Ladies who have dated very attractive people who you felt were out of your league, how did you handle it?

In hind sight, not well. I was cute but he was a total catch. I felt like I hit the jackpot. 6’2, handsome, ambitious, smart, kind to others, cooked healthy, gym, had leadership position in a Frat at his college, ect.

I always tried to impress and relate to him and look my prettiest. I often felt dumb when I didn’t measure up to his high standard of life. I do art, his art was much better. I felt embarrassed that I was struggling financially as I started my career while he was successful in a university and going to come out of it with a high paying job. I held back a lot of myself because of feeling like I wasn’t as good as he was. I bent over backwards to try and be a good girlfriend for him and put his wants and needs on a pedestal.
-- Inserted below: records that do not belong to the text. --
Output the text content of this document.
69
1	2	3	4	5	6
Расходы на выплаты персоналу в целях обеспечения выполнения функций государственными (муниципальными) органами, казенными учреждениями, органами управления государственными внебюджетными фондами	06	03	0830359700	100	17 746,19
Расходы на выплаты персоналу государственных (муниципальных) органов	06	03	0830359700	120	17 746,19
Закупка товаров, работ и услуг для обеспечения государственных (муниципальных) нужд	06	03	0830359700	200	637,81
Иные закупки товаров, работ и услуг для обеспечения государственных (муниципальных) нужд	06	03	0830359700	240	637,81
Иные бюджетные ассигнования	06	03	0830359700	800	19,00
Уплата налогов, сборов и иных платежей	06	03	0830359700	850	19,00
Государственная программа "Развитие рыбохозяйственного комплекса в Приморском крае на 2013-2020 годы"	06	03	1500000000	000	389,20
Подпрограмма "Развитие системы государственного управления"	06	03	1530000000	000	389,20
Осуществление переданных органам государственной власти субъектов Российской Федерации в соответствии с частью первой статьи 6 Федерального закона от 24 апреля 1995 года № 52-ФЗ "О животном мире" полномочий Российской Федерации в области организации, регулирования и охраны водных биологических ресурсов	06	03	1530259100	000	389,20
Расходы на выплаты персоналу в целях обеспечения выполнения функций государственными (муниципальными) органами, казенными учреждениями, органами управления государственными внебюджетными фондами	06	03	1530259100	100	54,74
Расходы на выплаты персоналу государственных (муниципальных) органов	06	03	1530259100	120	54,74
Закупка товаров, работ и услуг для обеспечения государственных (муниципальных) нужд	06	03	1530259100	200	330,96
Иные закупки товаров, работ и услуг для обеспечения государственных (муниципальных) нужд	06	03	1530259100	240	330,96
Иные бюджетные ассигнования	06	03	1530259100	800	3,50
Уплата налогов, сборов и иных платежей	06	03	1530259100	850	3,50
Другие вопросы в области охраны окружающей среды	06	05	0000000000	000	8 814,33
I often felt like a burden on him due to how he treated me, but I was okay with it because he was such a catch and was not hurtful on purpose! I didn’t worry about him looking at other girls, but he was with a lot of beautiful women in the sororities and I would compare myself to their FB photos and wonder if they had dated. He eventually broke up with me by texting saying he didn’t think it was fair to him, or me, to try and continue dating. I didn’t see it coming at all. He never talked to me again.

I think he dated me out of convenience, not because he was ever that into me.

I have learned a lot about myself from reflecting on that relationship through the years. I feel the biggest take away is how to be confidently myself with everyone and attractiveness is subjective. I found out after we broke up, my friends thought he was cute but boring!